Consolidating multiple 401k accounts

17 Dec

Gen Xers have almost twice as many job changes as Baby Boomers. The questions you want to ask yourself are: Once you dig a little deeper into all your retirement accounts, you might be surprised to find yourself in what we call “retirement account hell” with multiple statements, different custodians, and diverse investment objectives, paying multiple fees, all working at cross purposes.

So where do you go from here to figure out what your retirement benefits actually look like?

You have probably changed jobs throughout your career.

In fact, the Bureau of Labor Statistics reported in 2014 that the average worker in America changes jobs every 4.6 years.

While the answer is technically yes, you're missing out on a significant number of rewards if you choose this course of action. A rollover 401k account is a Roth IRA or traditional IRA into which you move the actual funds from your previous employer-sponsored retirement plans.

Consolidating your resources into a single rollover 401k has a number of different advantages: 1. When you have one rollover 401k account instead of seven, the actual management and reporting of your respective retirement savings naturally becomes simpler.

Can your retirement accounts be combined into one single account? Most of the time you can combine quite a few - and usually, it makes sense to do so. In general, accounts that function in a similar way can be combined once you are retired.

Most employees will alter their careers at least once in their lives (actually, the mean number of career adjustments is said to be around to 5-7 instances), this results in a number of 'abandoned' pensions and retirement savings accounts.

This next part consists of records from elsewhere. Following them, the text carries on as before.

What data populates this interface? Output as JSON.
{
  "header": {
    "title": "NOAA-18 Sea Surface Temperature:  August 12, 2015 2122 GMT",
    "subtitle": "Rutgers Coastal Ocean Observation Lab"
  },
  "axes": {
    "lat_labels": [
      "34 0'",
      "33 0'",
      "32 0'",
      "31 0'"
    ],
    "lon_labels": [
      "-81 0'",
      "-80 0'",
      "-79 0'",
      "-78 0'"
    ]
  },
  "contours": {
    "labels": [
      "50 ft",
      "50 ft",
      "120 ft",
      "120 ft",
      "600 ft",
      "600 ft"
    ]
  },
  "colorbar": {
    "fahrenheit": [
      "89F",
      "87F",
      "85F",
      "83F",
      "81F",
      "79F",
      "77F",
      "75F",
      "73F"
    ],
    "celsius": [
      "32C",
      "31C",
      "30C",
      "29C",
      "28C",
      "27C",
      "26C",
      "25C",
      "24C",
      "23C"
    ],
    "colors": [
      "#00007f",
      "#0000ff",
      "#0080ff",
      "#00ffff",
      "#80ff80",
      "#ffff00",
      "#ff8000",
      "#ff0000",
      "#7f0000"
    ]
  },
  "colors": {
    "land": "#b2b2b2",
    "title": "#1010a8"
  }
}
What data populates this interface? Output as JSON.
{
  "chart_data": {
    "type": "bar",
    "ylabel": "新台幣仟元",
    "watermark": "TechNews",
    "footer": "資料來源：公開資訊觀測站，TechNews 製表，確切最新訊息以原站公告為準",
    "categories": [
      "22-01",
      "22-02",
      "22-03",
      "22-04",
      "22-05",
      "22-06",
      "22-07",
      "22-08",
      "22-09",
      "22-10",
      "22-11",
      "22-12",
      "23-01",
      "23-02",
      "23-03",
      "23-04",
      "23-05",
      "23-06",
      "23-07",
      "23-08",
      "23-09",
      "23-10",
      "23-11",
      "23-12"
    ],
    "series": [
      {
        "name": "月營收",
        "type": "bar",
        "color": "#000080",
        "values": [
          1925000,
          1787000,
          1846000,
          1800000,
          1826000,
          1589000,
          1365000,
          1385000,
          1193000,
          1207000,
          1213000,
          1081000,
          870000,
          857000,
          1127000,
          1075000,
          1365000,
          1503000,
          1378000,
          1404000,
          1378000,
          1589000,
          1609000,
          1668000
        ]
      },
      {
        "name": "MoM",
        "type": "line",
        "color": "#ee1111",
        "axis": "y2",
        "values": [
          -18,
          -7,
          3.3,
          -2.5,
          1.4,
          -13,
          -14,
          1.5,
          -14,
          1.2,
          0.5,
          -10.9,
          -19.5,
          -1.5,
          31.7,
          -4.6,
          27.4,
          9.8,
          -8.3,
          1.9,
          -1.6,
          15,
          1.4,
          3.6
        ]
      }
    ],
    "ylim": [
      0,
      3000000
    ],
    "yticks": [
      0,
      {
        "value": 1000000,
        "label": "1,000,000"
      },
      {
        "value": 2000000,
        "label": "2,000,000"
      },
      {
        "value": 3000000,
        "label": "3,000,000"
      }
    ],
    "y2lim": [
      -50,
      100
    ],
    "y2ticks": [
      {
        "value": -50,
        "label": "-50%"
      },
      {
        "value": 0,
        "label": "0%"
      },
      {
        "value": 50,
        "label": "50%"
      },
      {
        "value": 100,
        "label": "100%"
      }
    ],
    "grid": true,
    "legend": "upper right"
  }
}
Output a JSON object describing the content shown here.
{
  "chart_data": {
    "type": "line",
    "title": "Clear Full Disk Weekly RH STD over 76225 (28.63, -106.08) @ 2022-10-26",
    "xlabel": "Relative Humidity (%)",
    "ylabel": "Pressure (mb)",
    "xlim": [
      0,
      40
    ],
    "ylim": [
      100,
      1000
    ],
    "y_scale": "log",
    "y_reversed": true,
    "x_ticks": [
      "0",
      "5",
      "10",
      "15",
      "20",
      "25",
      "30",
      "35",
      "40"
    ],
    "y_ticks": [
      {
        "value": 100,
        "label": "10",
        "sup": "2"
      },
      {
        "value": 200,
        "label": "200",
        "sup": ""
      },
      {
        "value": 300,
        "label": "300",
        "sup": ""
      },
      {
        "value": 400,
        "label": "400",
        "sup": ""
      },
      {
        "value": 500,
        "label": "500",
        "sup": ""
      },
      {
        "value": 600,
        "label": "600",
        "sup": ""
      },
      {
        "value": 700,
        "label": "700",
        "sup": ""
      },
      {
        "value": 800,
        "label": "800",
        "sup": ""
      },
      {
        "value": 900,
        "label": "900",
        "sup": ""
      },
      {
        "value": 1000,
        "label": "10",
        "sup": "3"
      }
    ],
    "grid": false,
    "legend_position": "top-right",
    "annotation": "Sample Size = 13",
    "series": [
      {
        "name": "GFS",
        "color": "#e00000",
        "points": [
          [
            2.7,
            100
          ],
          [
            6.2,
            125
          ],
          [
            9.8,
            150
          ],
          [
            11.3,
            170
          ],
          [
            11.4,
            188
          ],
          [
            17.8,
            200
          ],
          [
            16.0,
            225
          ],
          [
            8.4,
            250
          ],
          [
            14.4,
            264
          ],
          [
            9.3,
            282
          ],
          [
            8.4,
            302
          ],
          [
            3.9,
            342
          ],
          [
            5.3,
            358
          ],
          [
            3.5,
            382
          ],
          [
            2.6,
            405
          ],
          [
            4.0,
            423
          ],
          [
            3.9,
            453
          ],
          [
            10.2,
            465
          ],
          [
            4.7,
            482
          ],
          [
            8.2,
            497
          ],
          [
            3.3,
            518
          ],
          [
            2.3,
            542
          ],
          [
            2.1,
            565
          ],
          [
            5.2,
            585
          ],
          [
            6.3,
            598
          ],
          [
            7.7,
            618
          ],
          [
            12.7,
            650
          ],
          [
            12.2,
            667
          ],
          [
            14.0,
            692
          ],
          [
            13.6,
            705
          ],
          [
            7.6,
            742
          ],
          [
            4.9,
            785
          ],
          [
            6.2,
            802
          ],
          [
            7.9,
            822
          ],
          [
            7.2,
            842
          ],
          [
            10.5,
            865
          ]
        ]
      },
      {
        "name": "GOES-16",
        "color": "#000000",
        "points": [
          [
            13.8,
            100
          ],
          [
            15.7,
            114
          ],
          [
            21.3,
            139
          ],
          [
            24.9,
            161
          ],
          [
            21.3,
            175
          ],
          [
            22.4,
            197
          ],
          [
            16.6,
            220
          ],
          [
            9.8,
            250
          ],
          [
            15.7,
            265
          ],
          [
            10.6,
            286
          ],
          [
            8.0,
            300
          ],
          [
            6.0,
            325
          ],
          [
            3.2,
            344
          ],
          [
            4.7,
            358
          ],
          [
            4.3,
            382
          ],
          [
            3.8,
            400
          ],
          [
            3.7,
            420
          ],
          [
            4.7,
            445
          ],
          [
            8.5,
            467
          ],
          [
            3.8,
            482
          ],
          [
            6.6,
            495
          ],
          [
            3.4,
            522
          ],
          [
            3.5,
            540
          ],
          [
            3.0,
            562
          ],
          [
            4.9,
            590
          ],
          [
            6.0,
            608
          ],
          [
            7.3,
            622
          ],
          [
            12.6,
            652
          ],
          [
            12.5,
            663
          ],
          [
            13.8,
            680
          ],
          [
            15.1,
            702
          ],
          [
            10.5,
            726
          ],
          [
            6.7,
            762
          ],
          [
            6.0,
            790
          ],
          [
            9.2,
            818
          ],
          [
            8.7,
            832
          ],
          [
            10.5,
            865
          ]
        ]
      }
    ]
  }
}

But perhaps you're looking at the tri-state record for most 401(k) plans held in a single portfolio.

Like trophies of your employment past, you've managed to accumulate a workplace savings plan for every job you've had.

"You may have duplication in your portfolio where you own two very similar funds with regards to investment philosophy and objectives," he said.

"The left hand doesn't know what the right hand is doing." Indeed, investors with multiple 401(k) plans run the risk of being overweight in one or two individual stocks or sectors within their portfolios.